In long view you do nothing because DSSP will be faster. In the short view, you could possibly do "computeSS false" and live with the fact that the secondary structure assignments may be slightly off, but using the secondary structure is important for structurally aligning similar regions so you don't want to do "ssFraction false".
follow-up: 14 comment:14 by , 4 years ago
I'm also skeptical of discarding secondary structure entirely for matching of alphafold database entries. I've spent a lot of time on comparisons with known structures, and when there is some known similar structure (e.g. basically all situations where there is a query structure to match with, unless the person has generated it on their own with some other modeling) the secondary structure is in high agreement with that structure. AlphaFold modeling is not like first-principles physics-based de novo modeling... from what I've seen, it hews significantly to the existing PDB database database structures as templates.

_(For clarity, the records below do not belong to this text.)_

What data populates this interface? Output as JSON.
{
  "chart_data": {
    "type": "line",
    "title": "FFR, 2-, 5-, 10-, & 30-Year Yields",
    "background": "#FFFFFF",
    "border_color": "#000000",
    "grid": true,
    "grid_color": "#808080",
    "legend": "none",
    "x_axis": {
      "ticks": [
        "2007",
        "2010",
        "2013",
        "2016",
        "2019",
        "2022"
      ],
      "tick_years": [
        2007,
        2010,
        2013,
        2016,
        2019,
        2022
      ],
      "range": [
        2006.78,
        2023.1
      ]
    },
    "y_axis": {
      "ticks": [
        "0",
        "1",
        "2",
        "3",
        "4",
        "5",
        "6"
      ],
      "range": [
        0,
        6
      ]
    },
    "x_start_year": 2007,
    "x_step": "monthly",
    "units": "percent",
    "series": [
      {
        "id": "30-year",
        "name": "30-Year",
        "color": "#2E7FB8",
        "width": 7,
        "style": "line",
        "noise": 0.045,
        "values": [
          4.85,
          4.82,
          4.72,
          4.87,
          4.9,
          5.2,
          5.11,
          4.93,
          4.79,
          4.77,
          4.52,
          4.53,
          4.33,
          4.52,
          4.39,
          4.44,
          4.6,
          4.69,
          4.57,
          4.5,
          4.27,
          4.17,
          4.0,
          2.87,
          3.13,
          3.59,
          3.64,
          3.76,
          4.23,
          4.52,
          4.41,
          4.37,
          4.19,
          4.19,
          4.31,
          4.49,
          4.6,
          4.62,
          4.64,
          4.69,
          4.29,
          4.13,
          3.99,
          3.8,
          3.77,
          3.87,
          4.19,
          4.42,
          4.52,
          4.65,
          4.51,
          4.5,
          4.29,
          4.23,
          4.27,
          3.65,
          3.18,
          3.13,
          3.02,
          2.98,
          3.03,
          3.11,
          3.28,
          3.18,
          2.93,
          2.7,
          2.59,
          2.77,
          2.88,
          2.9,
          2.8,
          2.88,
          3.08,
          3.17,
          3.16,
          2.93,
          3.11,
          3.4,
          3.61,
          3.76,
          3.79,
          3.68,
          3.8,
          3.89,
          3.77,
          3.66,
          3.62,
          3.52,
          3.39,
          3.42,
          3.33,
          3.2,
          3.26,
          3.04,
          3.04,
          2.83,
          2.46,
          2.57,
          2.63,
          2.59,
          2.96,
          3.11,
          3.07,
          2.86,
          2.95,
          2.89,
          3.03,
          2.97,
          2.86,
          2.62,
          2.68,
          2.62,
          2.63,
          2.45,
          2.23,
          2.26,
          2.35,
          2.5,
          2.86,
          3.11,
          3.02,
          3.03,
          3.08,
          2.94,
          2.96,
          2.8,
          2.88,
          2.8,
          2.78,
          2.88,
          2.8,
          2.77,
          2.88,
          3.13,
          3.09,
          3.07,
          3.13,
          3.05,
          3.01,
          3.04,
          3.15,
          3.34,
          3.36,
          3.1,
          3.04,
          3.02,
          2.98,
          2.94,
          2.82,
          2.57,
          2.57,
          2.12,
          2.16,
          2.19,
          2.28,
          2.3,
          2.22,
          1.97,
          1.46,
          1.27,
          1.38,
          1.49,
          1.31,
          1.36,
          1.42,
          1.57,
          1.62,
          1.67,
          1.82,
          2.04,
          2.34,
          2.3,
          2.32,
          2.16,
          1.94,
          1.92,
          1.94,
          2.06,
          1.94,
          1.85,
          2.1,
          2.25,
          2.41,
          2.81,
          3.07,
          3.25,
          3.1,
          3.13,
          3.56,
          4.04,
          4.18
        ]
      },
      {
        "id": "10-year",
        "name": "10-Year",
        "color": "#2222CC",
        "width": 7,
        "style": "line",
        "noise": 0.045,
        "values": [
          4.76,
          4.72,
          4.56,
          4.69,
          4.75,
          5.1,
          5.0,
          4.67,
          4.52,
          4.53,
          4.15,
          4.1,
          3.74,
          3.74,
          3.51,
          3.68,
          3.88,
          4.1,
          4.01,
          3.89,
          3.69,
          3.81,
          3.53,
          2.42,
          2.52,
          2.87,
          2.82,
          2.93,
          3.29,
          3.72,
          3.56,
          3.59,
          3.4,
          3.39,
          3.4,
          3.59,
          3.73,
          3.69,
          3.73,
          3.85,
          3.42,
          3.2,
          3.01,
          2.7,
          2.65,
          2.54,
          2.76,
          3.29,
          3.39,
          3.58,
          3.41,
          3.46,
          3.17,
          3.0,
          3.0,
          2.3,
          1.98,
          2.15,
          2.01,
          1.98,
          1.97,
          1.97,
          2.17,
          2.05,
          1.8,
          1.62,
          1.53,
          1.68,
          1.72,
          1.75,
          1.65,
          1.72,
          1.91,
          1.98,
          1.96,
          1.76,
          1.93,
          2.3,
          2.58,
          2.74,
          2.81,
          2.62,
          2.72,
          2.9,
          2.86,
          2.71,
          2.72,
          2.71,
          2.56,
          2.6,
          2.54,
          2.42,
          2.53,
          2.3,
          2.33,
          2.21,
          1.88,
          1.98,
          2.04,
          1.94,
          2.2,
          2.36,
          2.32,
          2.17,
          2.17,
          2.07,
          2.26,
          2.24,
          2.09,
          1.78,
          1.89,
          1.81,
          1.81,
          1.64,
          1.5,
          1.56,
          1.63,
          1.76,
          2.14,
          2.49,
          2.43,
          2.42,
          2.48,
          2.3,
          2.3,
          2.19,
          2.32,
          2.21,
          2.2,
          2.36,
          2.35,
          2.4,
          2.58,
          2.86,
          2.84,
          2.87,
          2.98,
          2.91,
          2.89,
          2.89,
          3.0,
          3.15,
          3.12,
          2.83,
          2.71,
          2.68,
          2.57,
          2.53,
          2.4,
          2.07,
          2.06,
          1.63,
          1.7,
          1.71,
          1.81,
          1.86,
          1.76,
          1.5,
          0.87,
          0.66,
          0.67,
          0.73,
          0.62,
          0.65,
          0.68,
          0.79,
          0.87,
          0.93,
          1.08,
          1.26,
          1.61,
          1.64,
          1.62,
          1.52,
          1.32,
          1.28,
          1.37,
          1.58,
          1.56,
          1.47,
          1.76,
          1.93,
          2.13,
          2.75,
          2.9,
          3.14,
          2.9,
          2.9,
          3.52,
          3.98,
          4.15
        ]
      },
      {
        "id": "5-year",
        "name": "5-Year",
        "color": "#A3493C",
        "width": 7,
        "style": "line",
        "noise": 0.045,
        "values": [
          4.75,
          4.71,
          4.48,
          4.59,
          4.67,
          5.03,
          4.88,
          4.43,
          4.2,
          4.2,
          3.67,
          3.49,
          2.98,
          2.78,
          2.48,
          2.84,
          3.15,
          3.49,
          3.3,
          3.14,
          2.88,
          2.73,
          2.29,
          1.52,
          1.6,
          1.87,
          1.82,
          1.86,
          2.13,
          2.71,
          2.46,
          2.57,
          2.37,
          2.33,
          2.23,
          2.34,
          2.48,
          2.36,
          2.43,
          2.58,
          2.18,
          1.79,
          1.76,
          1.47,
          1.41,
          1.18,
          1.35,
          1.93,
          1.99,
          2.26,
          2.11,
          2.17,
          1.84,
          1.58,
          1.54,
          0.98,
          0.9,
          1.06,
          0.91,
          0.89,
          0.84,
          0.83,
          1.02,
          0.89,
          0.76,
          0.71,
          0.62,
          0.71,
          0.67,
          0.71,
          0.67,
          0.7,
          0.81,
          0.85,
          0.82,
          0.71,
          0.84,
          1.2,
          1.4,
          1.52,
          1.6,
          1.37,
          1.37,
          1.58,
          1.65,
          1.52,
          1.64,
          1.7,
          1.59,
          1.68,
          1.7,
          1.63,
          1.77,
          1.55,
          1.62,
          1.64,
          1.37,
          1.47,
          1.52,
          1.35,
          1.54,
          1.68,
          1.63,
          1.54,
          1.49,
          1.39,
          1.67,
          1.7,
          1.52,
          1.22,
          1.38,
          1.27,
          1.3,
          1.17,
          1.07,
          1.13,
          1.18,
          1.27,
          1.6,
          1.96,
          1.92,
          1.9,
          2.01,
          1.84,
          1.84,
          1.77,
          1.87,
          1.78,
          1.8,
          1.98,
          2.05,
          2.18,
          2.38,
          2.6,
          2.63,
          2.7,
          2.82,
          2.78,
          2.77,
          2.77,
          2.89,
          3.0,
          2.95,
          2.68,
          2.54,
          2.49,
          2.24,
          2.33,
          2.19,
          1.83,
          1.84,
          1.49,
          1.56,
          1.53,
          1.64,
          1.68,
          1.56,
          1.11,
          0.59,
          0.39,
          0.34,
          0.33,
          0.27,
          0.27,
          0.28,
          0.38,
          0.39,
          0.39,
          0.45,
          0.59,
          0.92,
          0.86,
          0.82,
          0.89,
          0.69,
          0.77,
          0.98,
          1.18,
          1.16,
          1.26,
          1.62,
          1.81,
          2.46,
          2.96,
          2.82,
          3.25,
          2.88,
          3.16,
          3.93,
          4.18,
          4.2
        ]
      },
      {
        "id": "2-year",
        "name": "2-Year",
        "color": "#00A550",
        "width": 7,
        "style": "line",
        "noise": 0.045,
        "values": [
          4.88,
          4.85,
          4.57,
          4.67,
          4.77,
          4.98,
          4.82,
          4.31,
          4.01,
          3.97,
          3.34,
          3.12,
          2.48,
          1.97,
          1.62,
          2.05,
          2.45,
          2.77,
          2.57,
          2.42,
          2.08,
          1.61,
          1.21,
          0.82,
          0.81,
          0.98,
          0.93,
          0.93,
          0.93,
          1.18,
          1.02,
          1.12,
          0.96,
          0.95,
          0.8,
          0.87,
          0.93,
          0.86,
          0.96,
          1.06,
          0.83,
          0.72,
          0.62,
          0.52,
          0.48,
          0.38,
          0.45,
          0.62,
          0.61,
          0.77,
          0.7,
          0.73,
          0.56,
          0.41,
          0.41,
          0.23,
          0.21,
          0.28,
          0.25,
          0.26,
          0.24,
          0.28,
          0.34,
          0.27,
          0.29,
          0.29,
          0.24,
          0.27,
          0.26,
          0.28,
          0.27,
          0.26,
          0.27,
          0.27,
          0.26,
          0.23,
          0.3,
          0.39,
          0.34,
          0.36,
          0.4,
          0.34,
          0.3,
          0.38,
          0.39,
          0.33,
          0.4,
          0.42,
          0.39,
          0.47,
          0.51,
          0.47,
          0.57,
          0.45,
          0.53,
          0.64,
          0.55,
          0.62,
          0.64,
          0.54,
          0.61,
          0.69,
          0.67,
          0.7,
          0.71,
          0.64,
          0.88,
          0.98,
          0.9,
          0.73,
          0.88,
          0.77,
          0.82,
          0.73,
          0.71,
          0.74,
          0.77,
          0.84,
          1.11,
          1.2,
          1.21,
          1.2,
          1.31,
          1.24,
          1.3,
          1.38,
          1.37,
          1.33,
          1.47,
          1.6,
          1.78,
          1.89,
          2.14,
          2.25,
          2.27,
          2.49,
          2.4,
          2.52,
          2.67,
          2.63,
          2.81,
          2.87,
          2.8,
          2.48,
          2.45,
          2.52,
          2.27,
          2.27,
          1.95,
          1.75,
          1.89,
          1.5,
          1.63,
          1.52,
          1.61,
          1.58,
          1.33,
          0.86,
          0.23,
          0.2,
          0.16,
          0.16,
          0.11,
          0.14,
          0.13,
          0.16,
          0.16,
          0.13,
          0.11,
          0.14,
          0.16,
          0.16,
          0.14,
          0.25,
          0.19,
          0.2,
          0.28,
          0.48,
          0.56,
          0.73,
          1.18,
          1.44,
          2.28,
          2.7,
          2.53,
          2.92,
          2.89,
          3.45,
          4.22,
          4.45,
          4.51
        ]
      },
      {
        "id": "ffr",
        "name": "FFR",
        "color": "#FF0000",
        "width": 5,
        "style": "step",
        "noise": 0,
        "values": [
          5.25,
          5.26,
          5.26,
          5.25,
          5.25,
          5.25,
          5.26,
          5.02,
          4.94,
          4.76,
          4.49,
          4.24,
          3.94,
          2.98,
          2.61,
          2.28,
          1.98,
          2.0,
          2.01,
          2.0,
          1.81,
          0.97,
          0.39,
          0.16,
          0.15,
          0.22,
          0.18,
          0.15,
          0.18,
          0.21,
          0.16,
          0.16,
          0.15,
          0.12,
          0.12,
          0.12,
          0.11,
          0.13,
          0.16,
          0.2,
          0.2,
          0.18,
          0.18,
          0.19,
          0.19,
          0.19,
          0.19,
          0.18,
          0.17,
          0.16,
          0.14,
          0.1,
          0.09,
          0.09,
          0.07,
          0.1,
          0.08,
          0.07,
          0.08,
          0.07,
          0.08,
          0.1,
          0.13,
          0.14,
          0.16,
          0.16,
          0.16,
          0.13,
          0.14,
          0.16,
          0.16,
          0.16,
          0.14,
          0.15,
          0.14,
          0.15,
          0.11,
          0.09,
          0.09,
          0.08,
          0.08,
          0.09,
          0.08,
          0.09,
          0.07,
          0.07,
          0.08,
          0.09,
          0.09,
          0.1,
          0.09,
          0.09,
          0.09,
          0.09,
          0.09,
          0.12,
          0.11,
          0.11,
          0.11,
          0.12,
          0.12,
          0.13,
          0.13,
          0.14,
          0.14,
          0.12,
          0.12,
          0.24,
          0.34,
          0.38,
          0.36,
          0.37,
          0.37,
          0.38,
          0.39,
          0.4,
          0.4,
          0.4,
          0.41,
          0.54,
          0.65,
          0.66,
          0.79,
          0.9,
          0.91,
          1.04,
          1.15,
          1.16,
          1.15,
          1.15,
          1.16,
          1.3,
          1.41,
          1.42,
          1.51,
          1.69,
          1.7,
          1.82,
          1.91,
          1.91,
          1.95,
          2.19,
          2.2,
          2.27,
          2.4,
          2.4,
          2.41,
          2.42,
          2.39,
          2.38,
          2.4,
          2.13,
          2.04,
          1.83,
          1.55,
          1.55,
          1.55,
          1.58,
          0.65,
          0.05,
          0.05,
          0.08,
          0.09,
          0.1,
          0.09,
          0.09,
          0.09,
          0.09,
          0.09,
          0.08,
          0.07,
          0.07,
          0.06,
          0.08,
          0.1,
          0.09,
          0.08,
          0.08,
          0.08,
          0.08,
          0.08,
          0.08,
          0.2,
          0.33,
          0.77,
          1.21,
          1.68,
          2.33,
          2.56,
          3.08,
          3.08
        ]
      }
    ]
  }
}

comment:15 by , 4 years ago
Summary: | single chain matching → matchmaker takes 45 seconds to align one small chain to virus capsid due to DSSP calculation |
---|
Made alphafold match command use matchmaker computeSS false to speed it up when matching large structures. The alphafold fetch and predict commands use the default computeSS true since those only match one chain. Changed both 1.3 and 1.4 builds.